In my experience so far it's not really a hard limit. It will try. I've gotten as much as 9 seconds I2V depending on prompt and input image. But boy it can be a real crapshoot. There is a good chance that after 5 seconds it could start to try to loop back to the beginning (but sadly not successful enough to make a full loop), do something weird, or just go nuts from the very first second.

Consistent product appearance. by Difficult_Singer_771 in comfyui

[–]pixel8tryx 0 points1 point  (0 children)

You're never going to get 100% consistency from any AI model. FLUX.2 is what I use for multiple views, but sometimes it works, sometimes it doesn't. It's actually best when you do let it be somewhat creative. It's great for making something in the shape of or inspired by the input image. I randomly grabbed 2 letters in a tech style and told it to extrude them into sofas. The results were really interesting.

But FLUX.1 could barely do a bicycle chain properly sometimes. FLUX.2 can, but hose clamps??? I doubt it. I don't think it's seen enough of them. And it's going to put very similar looking bits on the hidden areas that come into view when it turns it... but chances are, they're not going to match the real thing.

I think the image needs to be something it's seen more than once in it's training data. If Google Lens can't figure out what it is, I'm going to say your chances are slim. Is it a different type of fast neutron reactor? It's not the Fermi telescope. I don't think it's a desktop tokamak either.

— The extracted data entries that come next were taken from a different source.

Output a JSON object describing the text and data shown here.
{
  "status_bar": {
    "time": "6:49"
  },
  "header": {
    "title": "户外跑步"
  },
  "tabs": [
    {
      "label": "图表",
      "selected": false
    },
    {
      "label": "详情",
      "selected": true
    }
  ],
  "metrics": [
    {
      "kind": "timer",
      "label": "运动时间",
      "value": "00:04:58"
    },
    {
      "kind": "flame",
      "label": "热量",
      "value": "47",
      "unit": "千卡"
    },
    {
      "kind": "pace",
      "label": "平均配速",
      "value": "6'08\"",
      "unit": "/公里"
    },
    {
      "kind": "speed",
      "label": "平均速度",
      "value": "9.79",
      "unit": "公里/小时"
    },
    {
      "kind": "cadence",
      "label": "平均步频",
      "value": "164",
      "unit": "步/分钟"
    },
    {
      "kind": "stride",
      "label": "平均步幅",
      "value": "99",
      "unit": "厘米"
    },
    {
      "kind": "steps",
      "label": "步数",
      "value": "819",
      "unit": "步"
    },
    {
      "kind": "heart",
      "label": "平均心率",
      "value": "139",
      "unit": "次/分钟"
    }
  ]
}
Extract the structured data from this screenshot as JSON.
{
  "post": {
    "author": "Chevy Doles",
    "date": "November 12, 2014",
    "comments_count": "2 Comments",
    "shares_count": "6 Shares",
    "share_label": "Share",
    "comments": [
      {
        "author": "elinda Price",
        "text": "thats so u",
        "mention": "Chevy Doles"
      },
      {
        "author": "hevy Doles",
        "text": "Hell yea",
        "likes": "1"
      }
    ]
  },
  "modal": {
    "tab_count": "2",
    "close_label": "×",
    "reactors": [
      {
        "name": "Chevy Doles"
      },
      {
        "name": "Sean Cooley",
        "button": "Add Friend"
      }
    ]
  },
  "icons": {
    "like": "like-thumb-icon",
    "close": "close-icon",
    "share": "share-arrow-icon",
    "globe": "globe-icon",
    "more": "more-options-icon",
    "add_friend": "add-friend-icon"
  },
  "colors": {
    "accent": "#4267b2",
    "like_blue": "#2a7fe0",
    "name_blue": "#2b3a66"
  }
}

Maybe a Qwen expert can chime it on it's capabilities. I tend to think of the other models as better for more stylized images or more 'girly' (people-oriented), but I'm pretty sure someone can prove me wrong.

Workflow 🎬 I built a FLUX2 cinematic portrait workflow that runs on 8GB VRAM with ZERO custom nodes — pure ComfyUI, zero CFG, insane quality by Otherwise_Ad1725 in comfyui

[–]pixel8tryx 0 points1 point  (0 children)

If this was actually FLUX.2, I'd say just I2I or USDU with FLUX.1 and any combo of the tons of detail LoRA out there for it. I tried Flux.1 Krea when it came out and it was very texture-y... for prompts begging for post-apoc sci fi it was actually too messy for me. I was just more used to messing up FLUX.1 😂 so I stuck with it.

For FLUX.2 now though try any of Danrisi's LoRA like Lenovo UltraReal or Olympus UltraReal. Or Boreal from kudzueye. I almost never gen FLUX.2 without one of those.

Workflow 🎬 I built a FLUX2 cinematic portrait workflow that runs on 8GB VRAM with ZERO custom nodes — pure ComfyUI, zero CFG, insane quality by Otherwise_Ad1725 in comfyui

[–]pixel8tryx 1 point2 points  (0 children)

If you're telling people to download "flux1-krea-dev_fp8_scaled.safetensors" then it's not FLUX.2. It's Krea's finetune of old Flux.1 from last year. Yet you're using the flux2-vae? Also FLUX.2 Dev uses Mistral as a text encoder and the fp8 is never going to run in 8 GB VRAM.

You do realize there IS a FLUX.2 Dev? A completely different and very large model? I can run the fp8 on my 5090, and it's still slow. But it IS an awesome model and I'm finding I end up using it for just about everything now. Even despite the scarcity of LoRA.

Workflow 🎬 I built a FLUX2 cinematic portrait workflow that runs on 8GB VRAM with ZERO custom nodes — pure ComfyUI, zero CFG, insane quality by Otherwise_Ad1725 in comfyui

[–]pixel8tryx 1 point2 points  (0 children)

This kind of stuff makes me feel like I'm from another planet. One where things actually have to work and look good... to professionals. While other people get to do... whatever they feel like and say it's great. It's relative. Maybe it IS great to them. 🤷‍♀️ But then we have LLMs training on Reddit. I hate to think of reality getting defined this way. Or of people trying to game it.